First, these were written by William F. Schelter around 1998 at a time when GNU Emacs was very different. He unfortunately has passed away and no one has been maintaining the code.
The current state of the art for LISP debugging in Emacs is SLIME (Superior Lisp Interaction Mode in Emacs) and that is in active development.
Realgud is simply a front-end for various debuggers like gdb, pdb, perldb. Think of it as a replacement for gud which is where it derives its name.
realgud also supports some more exotic debuggers like the debuggers for GNU make, bash and zsh. The project is located at
https://github.com/realgud and you can install it from either ELPA and the official Emacs lisp package repository, or via MELPA for newer versions. The list of debugger it covers is
https://github.com/realgud/realgud/wiki/Debuggers-Supported
As best as I can tell, no one is using dbl.el or sshell.el and the code is duplicated with code from maxima.

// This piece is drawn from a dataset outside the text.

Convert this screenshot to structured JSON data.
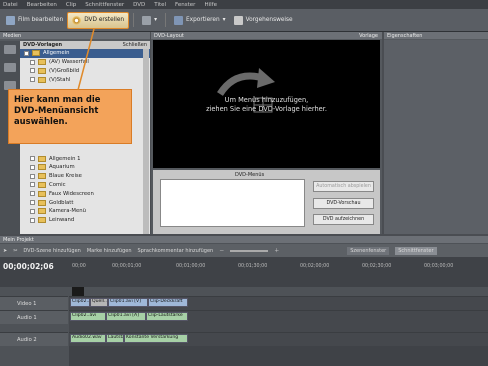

Given this and its unmaintained state, my recommendation is to remove these altogether as they are enticing users to go down a road that may be fraught with problems and cause them to contemplate improving code that would be better spent on one of the better packages.
So if there are features that people use in either of them, let them speak up here and we can consider adding them to some other currently-maintained Emacs package.